Hyper Light Drifter, Dark Souls 3, and the devious adrenaline injection that was rhythm game Thumper: all games that push the player to work and think fast, in the process delivering a simple message that co-opts any agency with an insistence on struggling toward perfection. Move, or die.

Dark Souls 3. This did not end well for me.

From Software

Others slowed me to a crawl. Firewatch was a slow-burning tragedy of a style we don’t see often in games. It was mature and deliberately unsatisfying, an emotive short story with characters whose stories felt honest and painful. Stubbornly slow, Firewatch demanded a deliberate pace to be enjoyed. The player character, Henry, is a man in his forties who drinks too much, and he moves like it. His walk has an awkward lope to it, an agonizing obstacle between you and where you need to go. Everywhere, you wait on Henry’s flesh to catch up with you as you survey the Wyoming wilderness, absolutely alone save for a voice on the radio.

Similarly, Obduction, as a successor to Myst, brings the player to a world of dimension-hopping and unfamiliar technology, forcing her to stop, to look, to listen and unearth every hidden detail in her surroundings. Playing Obduction was like pacing back and forth down a hallway, pensively marking every wrinkle in the beautiful wallpaper until understanding struck the recesses of my brain. Even the singularly strange Final Fantasy XV spends half its run time throttling its pace to a crawl in favor of the realistic beats of a road trip, complete with hotel stops and meal times.

What all these games have in common is their urgency: they grab the player by the throat and tell them how to move. Whether fast or slow, many of 2016’s best games insist on a tempo, and punish deviation. All games teach a player how to play them, but these were stubborn masters that resisted attempts to change the experience. These are not titles that offer the player the freedom to play it your own way. Instead, they invite you to participate in an experience as they have designed it. You can’t choose how to play these games—not if you want to enjoy them, at least. You can only decide to enter or exit. Pay the toll or move on.

Firewatch

Campo Santo

A lot of ink has been spilled about how games can be overly linear, constraining player freedom, how maybe games don’t exist to provide freedom at all. This can and has been critiqued as a bad thing, an illusion of free will stapled over experiences that can’t possibly provide them. In many games---perhaps because of the games themselves, perhaps by their very structure as designed experiences---critics have seen prisons.
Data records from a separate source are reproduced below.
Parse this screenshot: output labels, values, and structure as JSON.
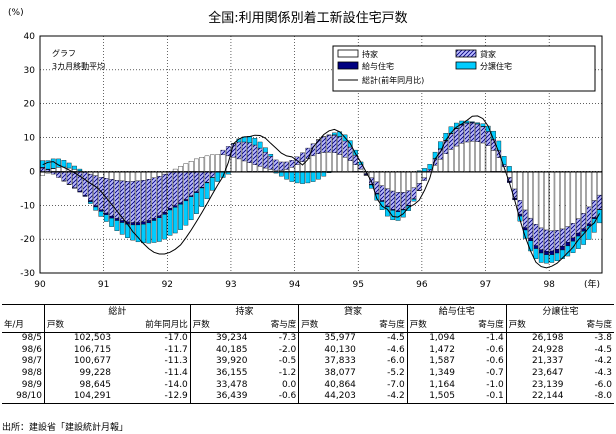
{
  "chart_data": {
    "type": "bar",
    "title": "全国:利用関係別着工新設住宅戸数",
    "yunit": "(%)",
    "xunit": "(年)",
    "annotation": [
      "グラフ",
      "3カ月移動平均"
    ],
    "ylim": [
      -30,
      40
    ],
    "yticks": [
      40,
      30,
      20,
      10,
      0,
      -10,
      -20,
      -30
    ],
    "xrange": [
      1990,
      1998.83
    ],
    "xticks": [
      {
        "x": 1990,
        "label": "90"
      },
      {
        "x": 1991,
        "label": "91"
      },
      {
        "x": 1992,
        "label": "92"
      },
      {
        "x": 1993,
        "label": "93"
      },
      {
        "x": 1994,
        "label": "94"
      },
      {
        "x": 1995,
        "label": "95"
      },
      {
        "x": 1996,
        "label": "96"
      },
      {
        "x": 1997,
        "label": "97"
      },
      {
        "x": 1998,
        "label": "98"
      }
    ],
    "grid": true,
    "legend_position": "top-right",
    "months": [
      "1990-01",
      "1990-02",
      "1990-03",
      "1990-04",
      "1990-05",
      "1990-06",
      "1990-07",
      "1990-08",
      "1990-09",
      "1990-10",
      "1990-11",
      "1990-12",
      "1991-01",
      "1991-02",
      "1991-03",
      "1991-04",
      "1991-05",
      "1991-06",
      "1991-07",
      "1991-08",
      "1991-09",
      "1991-10",
      "1991-11",
      "1991-12",
      "1992-01",
      "1992-02",
      "1992-03",
      "1992-04",
      "1992-05",
      "1992-06",
      "1992-07",
      "1992-08",
      "1992-09",
      "1992-10",
      "1992-11",
      "1992-12",
      "1993-01",
      "1993-02",
      "1993-03",
      "1993-04",
      "1993-05",
      "1993-06",
      "1993-07",
      "1993-08",
      "1993-09",
      "1993-10",
      "1993-11",
      "1993-12",
      "1994-01",
      "1994-02",
      "1994-03",
      "1994-04",
      "1994-05",
      "1994-06",
      "1994-07",
      "1994-08",
      "1994-09",
      "1994-10",
      "1994-11",
      "1994-12",
      "1995-01",
      "1995-02",
      "1995-03",
      "1995-04",
      "1995-05",
      "1995-06",
      "1995-07",
      "1995-08",
      "1995-09",
      "1995-10",
      "1995-11",
      "1995-12",
      "1996-01",
      "1996-02",
      "1996-03",
      "1996-04",
      "1996-05",
      "1996-06",
      "1996-07",
      "1996-08",
      "1996-09",
      "1996-10",
      "1996-11",
      "1996-12",
      "1997-01",
      "1997-02",
      "1997-03",
      "1997-04",
      "1997-05",
      "1997-06",
      "1997-07",
      "1997-08",
      "1997-09",
      "1997-10",
      "1997-11",
      "1997-12",
      "1998-01",
      "1998-02",
      "1998-03",
      "1998-04",
      "1998-05",
      "1998-06",
      "1998-07",
      "1998-08",
      "1998-09",
      "1998-10"
    ],
    "series": [
      {
        "name": "持家",
        "type": "bar",
        "color": "#ffffff",
        "values": [
          -1.2,
          -0.5,
          0.8,
          1.2,
          1.3,
          1.0,
          0.6,
          0.2,
          -0.3,
          -0.8,
          -1.3,
          -1.7,
          -2.0,
          -2.3,
          -2.6,
          -2.8,
          -2.9,
          -2.9,
          -2.8,
          -2.6,
          -2.3,
          -1.9,
          -1.4,
          -0.8,
          -0.1,
          0.7,
          1.5,
          2.3,
          3.0,
          3.7,
          4.2,
          4.6,
          4.9,
          5.0,
          4.9,
          4.6,
          4.2,
          3.7,
          3.1,
          2.6,
          2.0,
          1.5,
          1.0,
          0.6,
          0.3,
          0.3,
          0.6,
          1.2,
          2.0,
          2.9,
          3.8,
          4.6,
          5.2,
          5.6,
          5.7,
          5.5,
          5.0,
          4.2,
          3.2,
          2.0,
          0.7,
          -0.6,
          -1.9,
          -3.1,
          -4.2,
          -5.1,
          -5.8,
          -6.2,
          -6.2,
          -5.7,
          -4.8,
          -3.5,
          -1.9,
          -0.1,
          1.8,
          3.6,
          5.2,
          6.5,
          7.5,
          8.3,
          8.7,
          8.9,
          8.8,
          8.4,
          7.6,
          6.2,
          4.1,
          1.4,
          -1.8,
          -5.2,
          -8.5,
          -11.4,
          -13.8,
          -15.6,
          -16.7,
          -17.3,
          -17.5,
          -17.4,
          -17.0,
          -16.3,
          -15.3,
          -14.0,
          -12.4,
          -10.5,
          -8.6,
          -7.0
        ]
      },
      {
        "name": "貸家",
        "type": "bar",
        "color": "#9999ff",
        "values": [
          1.0,
          0.5,
          -0.8,
          -1.8,
          -2.8,
          -3.8,
          -4.8,
          -5.8,
          -6.8,
          -7.8,
          -8.8,
          -9.6,
          -10.3,
          -10.9,
          -11.3,
          -11.7,
          -12.0,
          -12.2,
          -12.3,
          -12.3,
          -12.2,
          -12.0,
          -11.7,
          -11.3,
          -10.8,
          -10.1,
          -9.3,
          -8.3,
          -7.2,
          -6.0,
          -4.7,
          -3.2,
          -1.7,
          -0.1,
          1.4,
          2.8,
          4.0,
          5.0,
          5.6,
          5.9,
          5.8,
          5.4,
          4.7,
          3.9,
          3.1,
          2.5,
          2.2,
          2.1,
          2.3,
          2.6,
          3.1,
          3.6,
          4.1,
          4.6,
          5.0,
          5.2,
          5.2,
          4.8,
          4.0,
          2.8,
          1.3,
          -0.3,
          -1.9,
          -3.3,
          -4.4,
          -5.1,
          -5.4,
          -5.4,
          -5.0,
          -4.3,
          -3.3,
          -2.1,
          -0.8,
          0.6,
          1.9,
          3.0,
          3.9,
          4.6,
          5.1,
          5.4,
          5.5,
          5.4,
          5.2,
          4.8,
          4.2,
          3.3,
          2.1,
          0.6,
          -1.1,
          -2.7,
          -4.1,
          -5.2,
          -5.9,
          -6.3,
          -6.4,
          -6.3,
          -6.0,
          -5.6,
          -5.1,
          -4.6,
          -4.3,
          -4.2,
          -4.5,
          -5.0,
          -5.0,
          -4.2
        ]
      },
      {
        "name": "給与住宅",
        "type": "bar",
        "color": "#000080",
        "values": [
          0.2,
          0.2,
          0.1,
          0.0,
          -0.1,
          -0.1,
          -0.2,
          -0.3,
          -0.3,
          -0.4,
          -0.4,
          -0.5,
          -0.5,
          -0.6,
          -0.6,
          -0.6,
          -0.7,
          -0.7,
          -0.7,
          -0.7,
          -0.7,
          -0.6,
          -0.6,
          -0.6,
          -0.5,
          -0.5,
          -0.4,
          -0.4,
          -0.3,
          -0.3,
          -0.2,
          -0.2,
          -0.1,
          -0.1,
          0.0,
          0.0,
          0.0,
          0.0,
          0.0,
          -0.1,
          -0.1,
          -0.1,
          -0.2,
          -0.2,
          -0.2,
          -0.2,
          -0.2,
          -0.2,
          -0.1,
          -0.1,
          0.0,
          0.0,
          0.1,
          0.1,
          0.1,
          0.1,
          0.1,
          0.0,
          0.0,
          -0.1,
          -0.1,
          -0.2,
          -0.2,
          -0.3,
          -0.3,
          -0.3,
          -0.3,
          -0.3,
          -0.2,
          -0.2,
          -0.1,
          -0.1,
          0.0,
          0.0,
          0.1,
          0.1,
          0.1,
          0.2,
          0.2,
          0.2,
          0.2,
          0.2,
          0.1,
          0.1,
          0.0,
          -0.1,
          -0.2,
          -0.3,
          -0.4,
          -0.5,
          -0.6,
          -0.7,
          -0.8,
          -0.9,
          -1.0,
          -1.0,
          -1.1,
          -1.1,
          -1.1,
          -1.1,
          -1.0,
          -0.9,
          -0.8,
          -0.6,
          -0.4,
          -0.1
        ]
      },
      {
        "name": "分譲住宅",
        "type": "bar",
        "color": "#00ccff",
        "values": [
          2.0,
          2.5,
          2.8,
          2.5,
          2.0,
          1.5,
          1.0,
          0.5,
          0.0,
          -0.5,
          -1.0,
          -1.5,
          -2.0,
          -2.5,
          -3.0,
          -3.5,
          -4.0,
          -4.5,
          -5.0,
          -5.5,
          -6.0,
          -6.5,
          -7.0,
          -7.3,
          -7.5,
          -7.6,
          -7.5,
          -7.2,
          -6.8,
          -6.2,
          -5.5,
          -4.7,
          -3.8,
          -2.8,
          -1.8,
          -0.8,
          0.1,
          0.9,
          1.5,
          1.9,
          2.0,
          1.8,
          1.3,
          0.6,
          -0.3,
          -1.2,
          -2.1,
          -2.8,
          -3.3,
          -3.5,
          -3.4,
          -3.0,
          -2.3,
          -1.4,
          -0.4,
          0.6,
          1.4,
          1.8,
          1.9,
          1.5,
          0.8,
          -0.1,
          -1.0,
          -1.8,
          -2.4,
          -2.7,
          -2.8,
          -2.6,
          -2.1,
          -1.4,
          -0.6,
          0.2,
          0.9,
          1.5,
          1.9,
          2.1,
          2.1,
          1.9,
          1.5,
          1.0,
          0.5,
          0.2,
          0.3,
          0.8,
          1.6,
          2.4,
          2.8,
          2.5,
          1.5,
          0.0,
          -1.5,
          -2.5,
          -3.0,
          -3.0,
          -2.8,
          -2.5,
          -2.3,
          -2.3,
          -2.6,
          -3.0,
          -3.4,
          -3.7,
          -3.9,
          -4.0,
          -4.0,
          -3.9
        ]
      },
      {
        "name": "総計(前年同月比)",
        "type": "line",
        "color": "#000000",
        "values": [
          2.0,
          2.7,
          2.9,
          1.9,
          1.2,
          0.4,
          -0.4,
          -1.4,
          -2.4,
          -3.5,
          -4.5,
          -5.9,
          -7.8,
          -9.7,
          -11.7,
          -13.6,
          -15.6,
          -17.8,
          -19.5,
          -21.3,
          -22.8,
          -23.9,
          -24.4,
          -24.4,
          -23.9,
          -23.0,
          -21.7,
          -19.6,
          -17.3,
          -14.8,
          -12.2,
          -9.5,
          -6.7,
          -4.0,
          -1.5,
          2.6,
          8.2,
          9.6,
          10.2,
          10.3,
          10.7,
          10.6,
          9.8,
          8.3,
          6.9,
          5.4,
          4.6,
          4.3,
          3.2,
          1.9,
          3.5,
          7.2,
          9.1,
          10.9,
          12.0,
          12.4,
          11.7,
          10.0,
          8.2,
          5.2,
          2.7,
          -0.2,
          -3.0,
          -8.0,
          -10.3,
          -11.2,
          -13.3,
          -13.5,
          -12.5,
          -10.6,
          -9.8,
          -8.5,
          -5.6,
          -2.0,
          3.7,
          5.7,
          9.2,
          11.4,
          13.1,
          14.0,
          15.1,
          16.3,
          16.4,
          15.6,
          13.4,
          9.4,
          5.7,
          1.2,
          -3.3,
          -8.5,
          -14.3,
          -19.4,
          -23.5,
          -26.8,
          -28.1,
          -28.5,
          -28.0,
          -27.1,
          -25.6,
          -24.0,
          -22.4,
          -20.2,
          -18.5,
          -16.5,
          -15.2,
          -12.4
        ]
      }
    ]
  },
  "table": {
    "row_label_header": "年/月",
    "groups": [
      {
        "name": "総計",
        "sub": [
          "戸数",
          "前年同月比"
        ]
      },
      {
        "name": "持家",
        "sub": [
          "戸数",
          "寄与度"
        ]
      },
      {
        "name": "貸家",
        "sub": [
          "戸数",
          "寄与度"
        ]
      },
      {
        "name": "給与住宅",
        "sub": [
          "戸数",
          "寄与度"
        ]
      },
      {
        "name": "分譲住宅",
        "sub": [
          "戸数",
          "寄与度"
        ]
      }
    ],
    "rows": [
      {
        "period": "98/5",
        "cells": [
          "102,503",
          "-17.0",
          "39,234",
          "-7.3",
          "35,977",
          "-4.5",
          "1,094",
          "-1.4",
          "26,198",
          "-3.8"
        ]
      },
      {
        "period": "98/6",
        "cells": [
          "106,715",
          "-11.7",
          "40,185",
          "-2.0",
          "40,130",
          "-4.6",
          "1,472",
          "-0.6",
          "24,928",
          "-4.5"
        ]
      },
      {
        "period": "98/7",
        "cells": [
          "100,677",
          "-11.3",
          "39,920",
          "-0.5",
          "37,833",
          "-6.0",
          "1,587",
          "-0.6",
          "21,337",
          "-4.2"
        ]
      },
      {
        "period": "98/8",
        "cells": [
          "99,228",
          "-11.4",
          "36,155",
          "-1.2",
          "38,077",
          "-5.2",
          "1,349",
          "-0.7",
          "23,647",
          "-4.3"
        ]
      },
      {
        "period": "98/9",
        "cells": [
          "98,645",
          "-14.0",
          "33,478",
          "0.0",
          "40,864",
          "-7.0",
          "1,164",
          "-1.0",
          "23,139",
          "-6.0"
        ]
      },
      {
        "period": "98/10",
        "cells": [
          "104,291",
          "-12.9",
          "36,439",
          "-0.6",
          "44,203",
          "-4.2",
          "1,505",
          "-0.1",
          "22,144",
          "-8.0"
        ]
      }
    ]
  },
  "source": "出所：建設省「建設統計月報」"
}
But not all lack of control is dangerous, and not all guidance is slavery. In a well-designed game, the holding hand of the designer, teaching you how to think the world into life, is not the touch of a slaveholder. It’s the hand of a partner. The lack of agency in my favorite games of 2016 is a comfort, an indicator of a space that’s safe enough that I don’t have to struggle to assert my agency at every opportunity. I can go along with what the game is saying because I trust it, and because I know that if I ever stop trusting it I can turn it off and move on with my life.

I’ve had a long and challenging year, one where I rarely could trust the world around me to offer good guidance. In a time like that, escapism might not look like a fantasy of power and control. The best escape might be the one where you let down your guard and let someone else lead.